# How about Benidorm,



## Guest (Jul 1, 2008)

Hi, I am new to this forum and like to ask some advice. On the other hand, I did live for 8 years in Catalonia (1996-2006 - Costa Brava and Tarragona), so if someone need some info about this region, I would be glad to help.

I am retired and right now I am living in an Asian country, but next fall we want to go back to Spain. We are a family of three, with a 5-year-old boy, so we will need schools. Working is not an issue. I like high buildings and the “mini Manhattan” Style of Benidorm, which I have visited before, does not disturb me as it does someother people. We are looking for some cosmopolitan atmosphere, and relaxed – but not boring- lifestyle. My wife is Asian and does speak only English as a western language. We would not mind living in one of this 40 floor buildings, paying 1000 – 1200 € monthly rent, under the condition that we do not need a car the get some bread or bring the boy to school. I did see on the Internet that there are quite some rentals available in Benidorm. If someone in this forum has an opinion or a tip to give us, it would be highly appreciated.
Thanks
Eva33


----------



## Guest (Jul 4, 2008)

*No one in Benidorm!*

----------------


----------



## Stravinsky (Aug 12, 2007)

Well .... sort of

I'm further North but we visit Benidorm from time to time. We have friends that have an apartment that they rent out on the South Beach and they are there 3 or 4 times a year

Benidorm has a stigma attached to it. Brit with hankerchief on head. But in reality its not a bad place, especially the old town and the Southern area. There are some nice apartments around there for sure but I dont think you need to go to 40 floors 

I couldn't live there, but thats me. If you want a bustling busy life and aren't bothered about the months of July and August when it gets invaded by the UK, then it could work I'm sure.


----------



## Stravinsky (Aug 12, 2007)

By the way

Spanish property, Spanish property for sale, property sales Spain

This apartment is €650 a month
Benidorm apartment to let, Benidorm apartment long term let


----------



## Guest (Jul 5, 2008)

Stravinsky said:


> By the way
> 
> Spanish property, Spanish property for sale, property sales Spain
> 
> ...


Hi Stravinsky,
Thanks for the feedack.


----------



## merlindale (Jun 23, 2008)

hi,

hubby and i are thinking of moving to benidorm, in the near future, but my kids are at a delicate age and education is a must, so we have decided to leave it until they are out of school.
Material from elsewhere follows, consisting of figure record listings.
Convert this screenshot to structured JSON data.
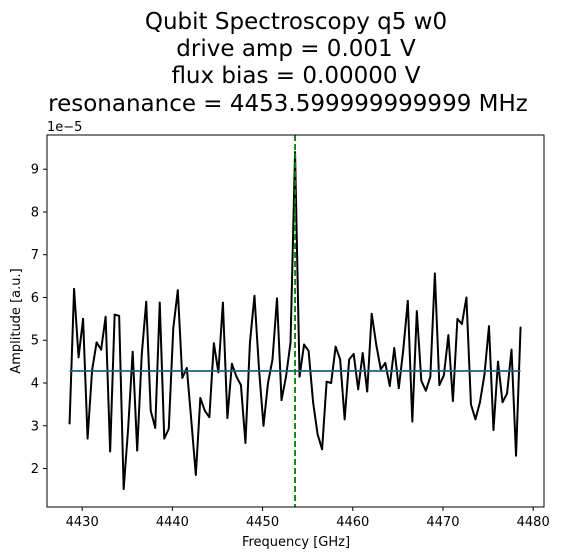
{
  "chart_data": {
    "type": "line",
    "title_lines": [
      "Qubit Spectroscopy q5 w0",
      "drive amp = 0.001 V",
      "flux bias = 0.00000 V",
      "resonanance = 4453.599999999999 MHz"
    ],
    "xlabel": "Frequency [GHz]",
    "ylabel": "Amplitude [a.u.]",
    "y_offset_label": "1e−5",
    "xlim": [
      4426.1,
      4481.2
    ],
    "ylim": [
      1.1,
      9.8
    ],
    "x_ticks": [
      4430,
      4440,
      4450,
      4460,
      4470,
      4480
    ],
    "y_ticks": [
      2,
      3,
      4,
      5,
      6,
      7,
      8,
      9
    ],
    "x_tick_labels": [
      "4430",
      "4440",
      "4450",
      "4460",
      "4470",
      "4480"
    ],
    "y_tick_labels": [
      "2",
      "3",
      "4",
      "5",
      "6",
      "7",
      "8",
      "9"
    ],
    "grid": false,
    "series": [
      {
        "color": "#000000",
        "x": [
          4428.6,
          4429.1,
          4429.6,
          4430.1,
          4430.6,
          4431.1,
          4431.6,
          4432.1,
          4432.6,
          4433.1,
          4433.6,
          4434.1,
          4434.6,
          4435.1,
          4435.6,
          4436.1,
          4436.6,
          4437.1,
          4437.6,
          4438.1,
          4438.6,
          4439.1,
          4439.6,
          4440.1,
          4440.6,
          4441.1,
          4441.6,
          4442.1,
          4442.6,
          4443.1,
          4443.6,
          4444.1,
          4444.6,
          4445.1,
          4445.6,
          4446.1,
          4446.6,
          4447.1,
          4447.6,
          4448.1,
          4448.6,
          4449.1,
          4449.6,
          4450.1,
          4450.6,
          4451.1,
          4451.6,
          4452.1,
          4452.6,
          4453.1,
          4453.6,
          4454.1,
          4454.6,
          4455.1,
          4455.6,
          4456.1,
          4456.6,
          4457.1,
          4457.6,
          4458.1,
          4458.6,
          4459.1,
          4459.6,
          4460.1,
          4460.6,
          4461.1,
          4461.6,
          4462.1,
          4462.6,
          4463.1,
          4463.6,
          4464.1,
          4464.6,
          4465.1,
          4465.6,
          4466.1,
          4466.6,
          4467.1,
          4467.6,
          4468.1,
          4468.6,
          4469.1,
          4469.6,
          4470.1,
          4470.6,
          4471.1,
          4471.6,
          4472.1,
          4472.6,
          4473.1,
          4473.6,
          4474.1,
          4474.6,
          4475.1,
          4475.6,
          4476.1,
          4476.6,
          4477.1,
          4477.6,
          4478.1,
          4478.6
        ],
        "values": [
          3.05,
          6.2,
          4.6,
          5.5,
          2.7,
          4.3,
          4.95,
          4.78,
          5.55,
          2.4,
          5.6,
          5.57,
          1.52,
          2.95,
          4.73,
          2.42,
          4.65,
          5.9,
          3.35,
          2.95,
          5.88,
          2.7,
          2.93,
          5.28,
          6.17,
          4.12,
          4.35,
          3.12,
          1.85,
          3.65,
          3.35,
          3.2,
          4.93,
          4.25,
          5.88,
          3.18,
          4.45,
          4.15,
          3.95,
          2.6,
          4.95,
          6.04,
          4.34,
          3.0,
          4.0,
          4.55,
          5.98,
          3.6,
          4.15,
          4.95,
          9.4,
          4.15,
          4.9,
          4.75,
          3.55,
          2.8,
          2.45,
          4.03,
          4.0,
          4.85,
          4.55,
          3.15,
          4.55,
          4.68,
          3.85,
          4.7,
          3.8,
          5.62,
          4.9,
          4.32,
          4.47,
          3.93,
          4.82,
          3.88,
          4.78,
          5.92,
          3.1,
          5.68,
          4.05,
          3.82,
          4.15,
          6.56,
          3.95,
          4.18,
          5.12,
          3.58,
          5.5,
          5.38,
          6.0,
          3.5,
          3.15,
          3.55,
          4.2,
          5.33,
          2.9,
          4.5,
          3.55,
          3.75,
          4.78,
          2.3,
          5.3
        ]
      },
      {
        "color": "#1f5f87",
        "x": [
          4428.6,
          4478.6
        ],
        "values": [
          4.28,
          4.28
        ]
      }
    ],
    "vline": {
      "x": 4453.6,
      "color": "#008000",
      "style": "dashed"
    }
  }
}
We are just back from a week of touring around benidorm, the outskirts, calpe, torrievieja etc and i must admit i prefer one of the quieter ends of spain, benidorm is very busy at this time of year, and it just seems like an endless party in the summer months, i would recommend you do what we did and book a few weeks at different times of the year and tour, tour, tour, that way you can register with a couple of est agents and they could even arrange viewings etc, good luck in your move to spain,

diane and shane


----------